丝竹之音骤停,众人低着头退下去。殿门吱呀一声被轻轻阖上后,偌大的禺疆宫一下子静得似乎连根针掉下去都听得到。
魔尊手上虚虚地拿着一只玉壶,懒散地垂落在床畔,银色的发簪掉落在地,任谁看了都会觉得他已熟睡。
锦觅依然不敢上前,只觉得能这样静静地看着他已是莫大的满足。
少顷,魔尊手里的玉壶摇摇欲坠,他在睡梦中不自觉地松开手,玉壶瞬间掉落,锦觅赶紧现出身形冲上去一把接住。
她小心翼翼地擡眼望向魔尊,还好,没有惊醒他。
锦觅捂住心口压惊。
魔尊安安静静地躺在榻上,他睡着的时候脸上的表情柔和了不少,细密的睫毛在脸上投下暗影,像扇子一样挠得人心痒痒。锦觅心里涌起无限柔情,这是她熟悉的凤凰。她既怕他醒来,又奢望有生之年他能像以前一样,温柔地看她一眼。她比谁都清楚,这人有世上最好看的一双凤眼。
从前她在天界给他当书童的时候,有天他监督她背梵天咒,她背着背着,突然放下书盯着旭凤看。旭凤蹙着眉问她看什幺,她挪过去,双手捧脸仰头灼灼地盯着他的眼睛,\"凤凰凤凰,你的眼睛可真好看!\"
旭凤被这样的直白打了个措手不及,瞬间怔住。嘴巴微微张开,似乎想说什幺,却什幺也没说。
\"是不是世上的凤凰眼睛都像你这般好看啊?\"锦觅好奇问道,乌黑灵动的眼睛直溜溜地望着他。

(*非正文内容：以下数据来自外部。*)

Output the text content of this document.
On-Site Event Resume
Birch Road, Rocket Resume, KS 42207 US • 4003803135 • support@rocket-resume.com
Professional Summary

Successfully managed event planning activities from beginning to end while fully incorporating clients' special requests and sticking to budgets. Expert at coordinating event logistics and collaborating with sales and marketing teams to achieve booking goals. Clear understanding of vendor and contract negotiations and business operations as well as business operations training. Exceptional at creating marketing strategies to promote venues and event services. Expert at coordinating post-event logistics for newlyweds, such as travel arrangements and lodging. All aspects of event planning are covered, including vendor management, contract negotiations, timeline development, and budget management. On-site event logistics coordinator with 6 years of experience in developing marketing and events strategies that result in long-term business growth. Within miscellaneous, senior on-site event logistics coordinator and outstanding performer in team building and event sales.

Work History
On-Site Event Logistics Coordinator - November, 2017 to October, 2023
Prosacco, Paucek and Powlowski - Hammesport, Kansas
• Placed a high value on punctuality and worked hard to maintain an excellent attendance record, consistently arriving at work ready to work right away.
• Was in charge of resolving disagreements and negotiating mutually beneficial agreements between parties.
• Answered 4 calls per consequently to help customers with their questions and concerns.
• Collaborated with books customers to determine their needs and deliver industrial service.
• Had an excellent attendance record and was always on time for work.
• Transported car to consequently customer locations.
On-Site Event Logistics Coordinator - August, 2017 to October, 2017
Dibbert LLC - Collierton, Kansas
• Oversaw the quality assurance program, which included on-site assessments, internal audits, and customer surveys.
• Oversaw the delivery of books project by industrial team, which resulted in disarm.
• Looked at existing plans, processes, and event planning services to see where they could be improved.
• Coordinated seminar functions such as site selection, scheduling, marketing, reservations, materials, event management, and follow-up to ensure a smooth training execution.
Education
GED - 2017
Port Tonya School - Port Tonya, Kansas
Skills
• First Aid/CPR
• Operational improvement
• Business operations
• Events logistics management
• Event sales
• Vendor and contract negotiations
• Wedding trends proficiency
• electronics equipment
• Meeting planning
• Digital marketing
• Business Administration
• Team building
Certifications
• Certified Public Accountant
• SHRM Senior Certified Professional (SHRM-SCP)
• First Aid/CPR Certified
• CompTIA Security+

旭凤躲开她的目光,耳朵红得几欲滴血,\"蛮荒小妖!\"
\"殿下怎幺这般不讲理!夸你好看你怎幺还骂人!\"锦觅忿忿地坐回去。
旭凤见她生气,张口想解释却又觉得别扭,嗫嚅半天才说:\"世上除了我母神,只我一只凤凰。\"他默了一瞬,擡头敛起脸色,口气带着一丝警告:\"以后你可不能这样盯着男人的眼睛夸他,知道吗?\"
\"为什幺?\"
\"男女有别,成何体统!\"
锦觅见他振振有词,似懂非懂地哦了一声。
\"连殿下也不可以吗?\"
旭凤颊上有可疑的红晕,他不自在地错开她的目光,“除……除了我,别的男人都不可以。”
\"殿下不是男人吗?\"
\"你!孺子不可教也!” 旭凤恨声道:“罚你今晚抄一百遍梵天咒,没抄完不许吃饭!\"
原来……原来凤凰那时就爱着她。
吐出陨丹后,锦觅每每回忆起与他相处时的点点滴滴,胸口就痛得仿佛被人把心生生剜了出来,鲜血淋漓地提醒她,是她亲手杀了凤凰,那个最爱她、一直默默护她周全的人。她既靠着这点回忆苟延残喘,又日复一日地被回忆一遍遍凌迟。
魔尊蹙着眉,睡梦中轻哼了一声。
这是最后一次了。
锦觅着了魔一般,犹犹豫豫地探出手,轻轻帮他抚平眉间。
凤凰......都是我的错......
指尖残留着他的温度,停留太久怕就生了贪念。
锦觅不舍地抽回手。
几乎是同一瞬,魔尊霍然睁开双眼。
锦觅吓了一跳,立马起身逃开,手忙脚乱间险些撞到身后的桌子。
魔尊一把抓住她的手腕,嘴角轻挑,妖冶的血瞳紧盯着她,犹如看到猎物纳入囊中。锦觅拼命挣脱,魔尊也不与她争,施施然任她跑开。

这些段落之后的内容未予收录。